J’ai énormément travaillé en amont du tournage. Ce sont les conditions du tournage qui amènent à des films. Enfin, c’est Jacques Rivette qui disait qu’un film c’était l’histoire de son tournage. Et j’y pensais tout le temps sur celui là. Je filme assez peu, je tord le réel, je donne les conditions pour que les choses adviennent. J’ai vraiment laissé libre court à une forme d’improvisation. Le côté magique du documentaire ou du cinéma était possible.Comme c’était un huis-clos, toutes les pépites et ce qui pouvait se passer, c’était dans la relation. Donc ça commence dans l’escalier, avec Suzie qui demande « Est-ce que je peux descendre ? » et que je réponds « Mais oui ! ». C’est elle qui a totalement ré-orienté le film. C’est à partir de là que je me suis dis « Après tout, c’est leur château, elles en font ce qu’elles veulent. ». Et on a pris le château comme cour de récréation, on a joué dedans.Le premier cadeau, c’est de découvrir ce jardin des bébés. Il y a réellement cette histoire de mère qui vient demander où est son enfant. Au moment du traveling avec la pluie, y’a le bateau qui passe. C’est ça la magie.

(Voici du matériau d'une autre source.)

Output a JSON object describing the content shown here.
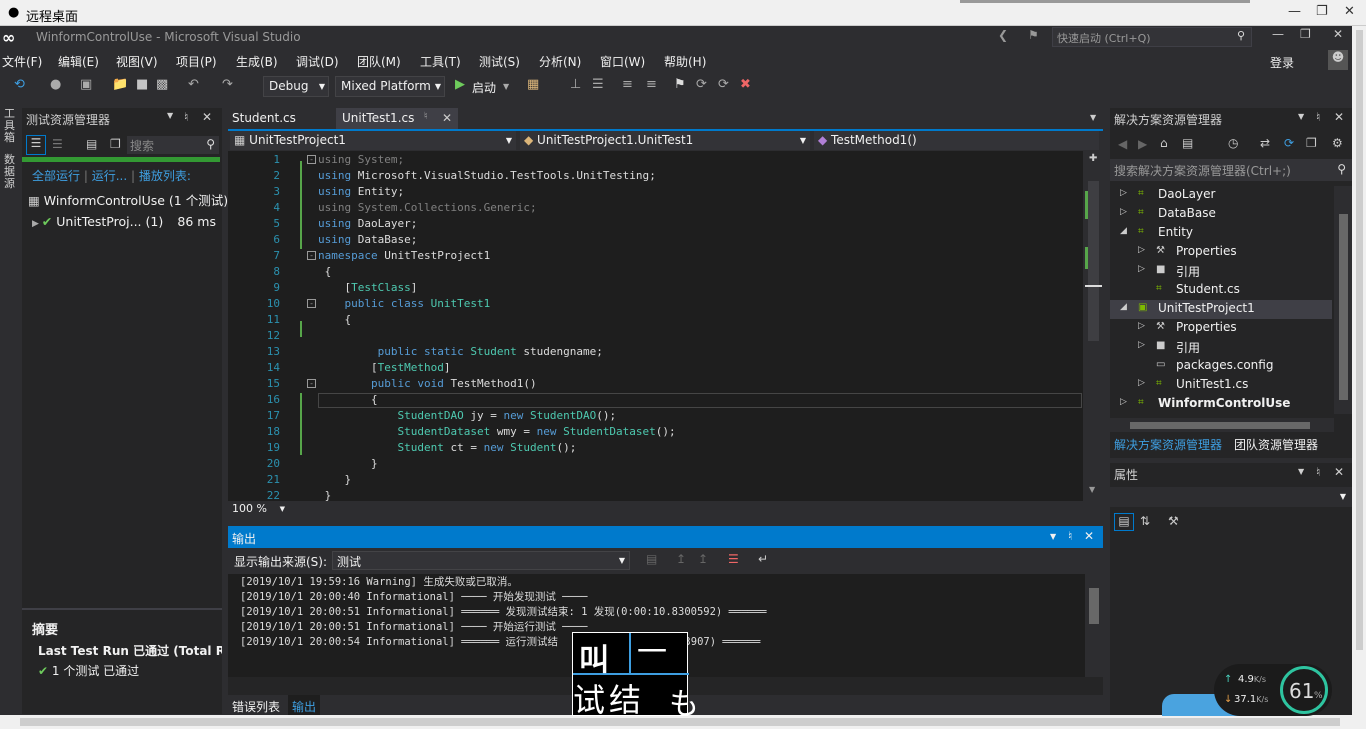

Et d’un autre côté, c’est parce que vous êtes hyper préparé que quelque chose peut advenir.
Je dis souvent que le manque de chance est une faute professionnelle.
Quand on est plus jeune, plus expérimenté(e), on a besoin de contrôler pour se rassurer. Et bien là, j’ai laissé faire. C’est comme si les fantômes au dessus de cette histoire étaient remonté spontanément car j’étais prête à accueillir ça. Le côté magique c’est que j’ai toujours eu les réponses de ce que je cherchais. »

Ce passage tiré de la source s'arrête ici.